Credit: by LumiLab research group, Department of Solid State Sciences, Ghent University
Think of the blade of a wind turbine or a part of an airplane. After a heavy storm, you want to investigate whether it has been hit by hail stones or loaded beyond a certain threshold, even if no clear damage is visible. Researchers from Ghent University in Belgium have developed a pressure-sensitive light-emitting material that can visualize where such a hit occurred, up to three days after the event. To achieve this, they developed a so-called mechanoluminescent material which shows specific sensitivities to pressure (or mechanical action) and infrared radiation.
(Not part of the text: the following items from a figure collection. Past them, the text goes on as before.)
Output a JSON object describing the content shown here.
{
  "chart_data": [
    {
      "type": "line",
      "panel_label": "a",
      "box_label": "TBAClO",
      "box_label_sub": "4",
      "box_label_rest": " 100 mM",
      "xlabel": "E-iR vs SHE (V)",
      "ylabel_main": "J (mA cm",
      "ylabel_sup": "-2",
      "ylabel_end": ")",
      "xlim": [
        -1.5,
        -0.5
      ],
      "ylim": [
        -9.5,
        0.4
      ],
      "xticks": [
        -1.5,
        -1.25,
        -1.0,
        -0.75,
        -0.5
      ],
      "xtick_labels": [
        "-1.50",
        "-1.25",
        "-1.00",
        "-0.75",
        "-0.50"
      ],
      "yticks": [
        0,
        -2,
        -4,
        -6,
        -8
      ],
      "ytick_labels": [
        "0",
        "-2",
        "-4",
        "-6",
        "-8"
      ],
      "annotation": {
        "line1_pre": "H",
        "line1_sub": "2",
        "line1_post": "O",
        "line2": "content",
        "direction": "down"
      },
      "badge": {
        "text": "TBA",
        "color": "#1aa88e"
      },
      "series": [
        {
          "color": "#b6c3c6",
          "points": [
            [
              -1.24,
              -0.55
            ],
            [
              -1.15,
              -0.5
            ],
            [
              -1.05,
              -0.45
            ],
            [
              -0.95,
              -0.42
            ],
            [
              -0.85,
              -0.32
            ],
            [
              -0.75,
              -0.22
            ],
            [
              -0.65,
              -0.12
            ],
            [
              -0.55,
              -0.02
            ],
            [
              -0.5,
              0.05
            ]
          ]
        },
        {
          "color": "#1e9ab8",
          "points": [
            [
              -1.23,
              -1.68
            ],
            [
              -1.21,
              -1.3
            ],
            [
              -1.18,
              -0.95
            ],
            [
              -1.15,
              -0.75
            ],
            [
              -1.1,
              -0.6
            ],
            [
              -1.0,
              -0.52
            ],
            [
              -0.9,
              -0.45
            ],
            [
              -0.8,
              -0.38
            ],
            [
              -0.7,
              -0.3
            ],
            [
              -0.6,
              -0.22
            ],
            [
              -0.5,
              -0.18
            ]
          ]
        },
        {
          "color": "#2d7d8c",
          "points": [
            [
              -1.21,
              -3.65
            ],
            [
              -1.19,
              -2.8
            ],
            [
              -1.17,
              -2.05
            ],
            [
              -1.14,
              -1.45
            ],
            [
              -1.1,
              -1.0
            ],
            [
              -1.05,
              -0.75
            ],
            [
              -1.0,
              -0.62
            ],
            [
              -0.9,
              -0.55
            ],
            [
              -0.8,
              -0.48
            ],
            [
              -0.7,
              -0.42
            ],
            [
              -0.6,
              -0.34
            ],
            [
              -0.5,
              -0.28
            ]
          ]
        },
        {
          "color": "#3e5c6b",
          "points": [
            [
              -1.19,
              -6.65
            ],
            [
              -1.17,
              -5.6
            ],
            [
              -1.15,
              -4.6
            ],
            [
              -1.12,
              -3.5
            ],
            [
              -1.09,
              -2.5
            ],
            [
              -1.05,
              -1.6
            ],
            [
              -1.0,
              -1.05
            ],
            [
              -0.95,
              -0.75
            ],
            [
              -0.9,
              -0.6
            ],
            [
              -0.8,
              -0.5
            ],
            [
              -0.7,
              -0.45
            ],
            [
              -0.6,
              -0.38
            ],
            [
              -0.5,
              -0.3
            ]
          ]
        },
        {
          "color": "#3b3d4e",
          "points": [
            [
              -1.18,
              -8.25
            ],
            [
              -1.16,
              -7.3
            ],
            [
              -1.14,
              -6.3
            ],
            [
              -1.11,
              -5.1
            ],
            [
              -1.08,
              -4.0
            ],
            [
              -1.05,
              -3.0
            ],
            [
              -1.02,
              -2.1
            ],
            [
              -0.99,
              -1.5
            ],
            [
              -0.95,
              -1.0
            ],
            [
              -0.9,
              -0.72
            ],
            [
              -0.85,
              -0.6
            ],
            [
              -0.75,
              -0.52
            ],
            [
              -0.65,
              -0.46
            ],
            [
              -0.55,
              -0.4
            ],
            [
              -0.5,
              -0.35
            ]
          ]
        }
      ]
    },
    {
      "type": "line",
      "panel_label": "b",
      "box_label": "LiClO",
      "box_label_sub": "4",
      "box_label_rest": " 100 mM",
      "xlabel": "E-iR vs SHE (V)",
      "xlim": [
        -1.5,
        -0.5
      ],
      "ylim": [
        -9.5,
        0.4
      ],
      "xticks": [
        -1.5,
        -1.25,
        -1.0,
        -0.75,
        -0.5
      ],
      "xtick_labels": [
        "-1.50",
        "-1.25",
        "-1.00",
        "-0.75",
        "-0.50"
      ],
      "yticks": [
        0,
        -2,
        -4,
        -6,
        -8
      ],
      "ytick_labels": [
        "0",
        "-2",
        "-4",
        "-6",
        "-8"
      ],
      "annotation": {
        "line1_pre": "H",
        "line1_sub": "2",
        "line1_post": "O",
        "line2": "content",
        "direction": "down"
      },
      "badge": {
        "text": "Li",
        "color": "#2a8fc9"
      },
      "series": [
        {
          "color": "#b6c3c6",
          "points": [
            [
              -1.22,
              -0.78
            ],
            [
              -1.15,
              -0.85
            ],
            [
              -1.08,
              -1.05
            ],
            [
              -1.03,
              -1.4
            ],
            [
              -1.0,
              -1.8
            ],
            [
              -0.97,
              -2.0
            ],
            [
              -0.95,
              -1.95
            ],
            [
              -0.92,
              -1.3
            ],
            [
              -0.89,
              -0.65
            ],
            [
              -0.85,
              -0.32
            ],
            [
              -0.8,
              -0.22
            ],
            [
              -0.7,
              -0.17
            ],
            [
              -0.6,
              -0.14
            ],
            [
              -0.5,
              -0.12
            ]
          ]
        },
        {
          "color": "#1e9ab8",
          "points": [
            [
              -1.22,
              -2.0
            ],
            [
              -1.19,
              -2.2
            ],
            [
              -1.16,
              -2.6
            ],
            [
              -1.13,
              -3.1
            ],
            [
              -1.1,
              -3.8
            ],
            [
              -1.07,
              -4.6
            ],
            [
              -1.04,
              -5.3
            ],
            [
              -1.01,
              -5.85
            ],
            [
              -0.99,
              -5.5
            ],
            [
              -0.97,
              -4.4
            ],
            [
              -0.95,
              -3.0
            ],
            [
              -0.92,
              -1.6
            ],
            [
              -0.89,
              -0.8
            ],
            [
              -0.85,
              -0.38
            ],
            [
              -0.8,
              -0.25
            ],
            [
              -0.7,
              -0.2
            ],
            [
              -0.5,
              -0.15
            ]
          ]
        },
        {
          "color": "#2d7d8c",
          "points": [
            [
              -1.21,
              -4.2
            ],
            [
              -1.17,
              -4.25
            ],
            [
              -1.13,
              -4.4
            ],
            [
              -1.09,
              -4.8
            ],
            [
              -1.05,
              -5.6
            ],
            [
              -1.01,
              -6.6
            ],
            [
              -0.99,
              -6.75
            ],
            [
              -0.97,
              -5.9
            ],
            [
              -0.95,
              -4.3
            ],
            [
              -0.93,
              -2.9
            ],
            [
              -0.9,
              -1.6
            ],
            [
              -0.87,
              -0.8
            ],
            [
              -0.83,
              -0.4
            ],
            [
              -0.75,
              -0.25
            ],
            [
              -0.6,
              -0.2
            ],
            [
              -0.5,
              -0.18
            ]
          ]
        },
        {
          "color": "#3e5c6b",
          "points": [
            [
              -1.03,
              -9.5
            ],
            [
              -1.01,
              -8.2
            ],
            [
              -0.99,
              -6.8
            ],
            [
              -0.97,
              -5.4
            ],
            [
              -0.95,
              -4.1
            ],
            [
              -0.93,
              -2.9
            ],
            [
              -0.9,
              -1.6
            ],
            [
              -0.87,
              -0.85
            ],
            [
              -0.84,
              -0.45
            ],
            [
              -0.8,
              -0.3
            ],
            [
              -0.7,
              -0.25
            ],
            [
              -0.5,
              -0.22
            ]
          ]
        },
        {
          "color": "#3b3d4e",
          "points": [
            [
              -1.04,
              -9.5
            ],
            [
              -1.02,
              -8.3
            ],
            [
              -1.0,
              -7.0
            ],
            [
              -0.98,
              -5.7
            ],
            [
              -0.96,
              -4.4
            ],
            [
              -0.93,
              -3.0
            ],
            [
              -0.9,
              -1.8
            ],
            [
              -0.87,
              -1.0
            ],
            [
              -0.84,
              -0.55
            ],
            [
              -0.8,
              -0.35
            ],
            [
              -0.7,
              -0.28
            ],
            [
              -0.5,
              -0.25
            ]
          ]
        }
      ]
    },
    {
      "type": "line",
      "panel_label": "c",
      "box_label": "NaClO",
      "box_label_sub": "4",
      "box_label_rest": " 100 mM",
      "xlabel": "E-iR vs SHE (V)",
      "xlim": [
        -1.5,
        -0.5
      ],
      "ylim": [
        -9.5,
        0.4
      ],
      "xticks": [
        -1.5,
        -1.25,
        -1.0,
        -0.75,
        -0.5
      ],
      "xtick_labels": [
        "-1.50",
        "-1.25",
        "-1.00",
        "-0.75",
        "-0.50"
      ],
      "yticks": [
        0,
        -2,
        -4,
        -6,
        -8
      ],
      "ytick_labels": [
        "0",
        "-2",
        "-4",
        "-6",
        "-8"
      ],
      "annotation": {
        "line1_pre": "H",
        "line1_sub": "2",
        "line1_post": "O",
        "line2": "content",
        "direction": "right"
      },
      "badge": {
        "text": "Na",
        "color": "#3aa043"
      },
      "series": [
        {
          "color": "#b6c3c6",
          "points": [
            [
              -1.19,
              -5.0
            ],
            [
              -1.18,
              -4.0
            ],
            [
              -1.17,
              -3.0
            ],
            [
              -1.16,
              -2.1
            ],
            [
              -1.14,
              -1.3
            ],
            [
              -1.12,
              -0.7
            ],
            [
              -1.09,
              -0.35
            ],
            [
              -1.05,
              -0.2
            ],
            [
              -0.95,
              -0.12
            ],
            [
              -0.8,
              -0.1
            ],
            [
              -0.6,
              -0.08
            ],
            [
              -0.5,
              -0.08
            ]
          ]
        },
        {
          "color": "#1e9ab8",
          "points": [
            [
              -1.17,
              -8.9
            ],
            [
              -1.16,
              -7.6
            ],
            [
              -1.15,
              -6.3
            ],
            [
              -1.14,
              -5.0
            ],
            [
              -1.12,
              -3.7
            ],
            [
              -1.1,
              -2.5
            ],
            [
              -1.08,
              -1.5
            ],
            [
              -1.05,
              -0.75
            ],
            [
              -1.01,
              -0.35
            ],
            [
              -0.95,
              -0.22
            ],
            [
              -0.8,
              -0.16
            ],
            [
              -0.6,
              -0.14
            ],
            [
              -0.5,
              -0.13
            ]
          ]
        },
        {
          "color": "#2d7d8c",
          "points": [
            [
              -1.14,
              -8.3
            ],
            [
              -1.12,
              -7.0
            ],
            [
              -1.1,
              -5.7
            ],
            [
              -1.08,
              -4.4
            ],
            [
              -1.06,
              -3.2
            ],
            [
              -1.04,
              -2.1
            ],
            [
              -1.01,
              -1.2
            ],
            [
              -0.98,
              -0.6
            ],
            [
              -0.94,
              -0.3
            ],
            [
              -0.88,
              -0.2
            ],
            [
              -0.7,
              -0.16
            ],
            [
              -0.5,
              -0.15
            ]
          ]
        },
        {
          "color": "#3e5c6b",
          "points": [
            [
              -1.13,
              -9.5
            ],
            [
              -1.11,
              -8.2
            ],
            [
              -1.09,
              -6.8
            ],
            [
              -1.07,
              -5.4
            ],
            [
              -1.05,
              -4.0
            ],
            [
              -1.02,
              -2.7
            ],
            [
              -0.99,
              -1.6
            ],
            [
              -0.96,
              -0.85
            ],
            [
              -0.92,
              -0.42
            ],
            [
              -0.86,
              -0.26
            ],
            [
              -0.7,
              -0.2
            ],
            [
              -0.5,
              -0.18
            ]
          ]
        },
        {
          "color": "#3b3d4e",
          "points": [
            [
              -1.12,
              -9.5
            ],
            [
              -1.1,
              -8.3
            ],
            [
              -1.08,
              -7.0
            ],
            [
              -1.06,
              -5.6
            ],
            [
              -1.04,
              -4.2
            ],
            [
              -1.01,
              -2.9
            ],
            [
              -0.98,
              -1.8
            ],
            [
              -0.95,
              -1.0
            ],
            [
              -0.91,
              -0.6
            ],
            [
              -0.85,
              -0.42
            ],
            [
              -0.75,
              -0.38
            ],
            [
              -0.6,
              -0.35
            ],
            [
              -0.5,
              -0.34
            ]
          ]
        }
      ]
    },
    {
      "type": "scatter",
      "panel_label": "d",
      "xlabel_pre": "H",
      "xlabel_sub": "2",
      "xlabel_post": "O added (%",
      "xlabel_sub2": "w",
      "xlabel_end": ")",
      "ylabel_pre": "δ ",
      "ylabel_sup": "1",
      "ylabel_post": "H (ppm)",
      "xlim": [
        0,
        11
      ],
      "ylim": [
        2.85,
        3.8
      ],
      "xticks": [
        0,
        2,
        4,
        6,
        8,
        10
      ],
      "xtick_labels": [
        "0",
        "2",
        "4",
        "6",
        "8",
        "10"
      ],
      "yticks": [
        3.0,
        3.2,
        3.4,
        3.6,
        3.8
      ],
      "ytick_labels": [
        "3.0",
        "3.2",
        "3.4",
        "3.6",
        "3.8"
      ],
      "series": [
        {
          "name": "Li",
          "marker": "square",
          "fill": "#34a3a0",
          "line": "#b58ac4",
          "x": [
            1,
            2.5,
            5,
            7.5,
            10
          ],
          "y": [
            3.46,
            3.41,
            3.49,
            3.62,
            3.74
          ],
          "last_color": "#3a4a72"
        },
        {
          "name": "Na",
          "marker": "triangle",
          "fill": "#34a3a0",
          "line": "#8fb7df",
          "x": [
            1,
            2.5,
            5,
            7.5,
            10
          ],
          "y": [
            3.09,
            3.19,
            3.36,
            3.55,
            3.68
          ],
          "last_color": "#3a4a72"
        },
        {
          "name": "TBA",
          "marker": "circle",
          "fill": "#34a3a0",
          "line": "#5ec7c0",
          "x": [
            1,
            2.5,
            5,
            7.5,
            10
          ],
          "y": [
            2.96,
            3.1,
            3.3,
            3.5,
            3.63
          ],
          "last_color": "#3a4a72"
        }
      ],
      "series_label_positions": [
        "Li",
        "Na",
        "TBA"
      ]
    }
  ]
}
Mechanoluminescent materials are a specific class of luminescent materials which can emit light when they are deformed or when pressure is applied to them. This process is known for hundreds of years – just crush some sugar crystals in a dark place and you will observe sparks of light – but in most materials it is related to the breaking of chemical bonds in crystals. This destructive type of mechanoluminescence is not very convenient for sensing and monitoring of the structural integrity of constructions. In the past decades, several materials were reported and developed which can repeatedly emit light upon application of pressure. Most of them are based on the storage of energy in the crystal lattice of the luminescent material after exposure to ambient or UV light. When pressure is applied, this stored energy is released under the form of light. The higher the pressure or deformation, the stronger the obtained signal, which allows for quantification of a wide range of stresses in materials, over larger areas and with good spatial resolution. A disadvantage for several applications is that the mechanoluminescent emission needs to be constantly monitored, as the emission only occurs when the pressure is applied.
In a new paper published in Light Science & Applications, scientists from the LumiLab research group have added memory to a specific mechanoluminescent material. Using the imperfections (or defects) in this material in a selective way, it was possible to visualize where the pressure had been applied, up to three days after the deformation of the material occurred.
The authors Robin Petit, Ang Feng, Simon Michels and Philippe Smet summarize the operational principle of their approach:
“Mechanoluminescent material was incorporated in polymer plates and briefly exposed to ultraviolet light. During this illumination, defects in the material are populated with electrons originating from the luminescent centers. When pressure is applied to the luminescent material, these electrons are released again from the defects, or traps, as we commonly call them. Some of the released electrons return to the luminescent centers, with the emission of light as a consequence. This is the standard mechanoluminescence process. A fraction of the released electrons are however transferred to other types of defects. Those defects are called ‘deep traps’ as the electrons are not easily released again, except when infrared light is used. By scanning an infrared laser beam over the sample surface, those areas where electrons had been stored after the application of pressure light up as soon as the infrared photons are kicking them out of their traps. The electrons return to the luminescent center and the material locally lights up again.”
The key message is that different types of defects in the luminescent material can have different responses to stimuli like heat, pressure or light. In this way, electrons can be moved by pressure – the “write” action – and then be “read out” by optical means. Because the deep traps are very stable, the researchers were able to demonstrate that the signal was still visible after waiting three days between the “write” and “read” steps. But the researchers’ work is far from finished. First, they want to improve the sensitivity of the mechanoluminescent material and optimize the write and read conditions. Second, they plan to bring the material to specific applications where optimal use of the memory function can be exploited. “Think of components of buildings, vehicles or infrastructure where constant monitoring is not possible”, Smet adds. “Furthermore, this approach will not only help the development of new pressure indicating materials. This work also revealed that the defects responsible in the energy storage and read out process are not of a single type. This insight will prove beneficial for the development of other light-emitting materials, where researchers use defects for other purposes or try even to suppress the occurrence of defects. Think of LED lamps which might be even more efficient in the conversion of electricity to light, brighter glow-in-the-dark materials or faster scintillating materials used in medical imaging,” the scientists forecast.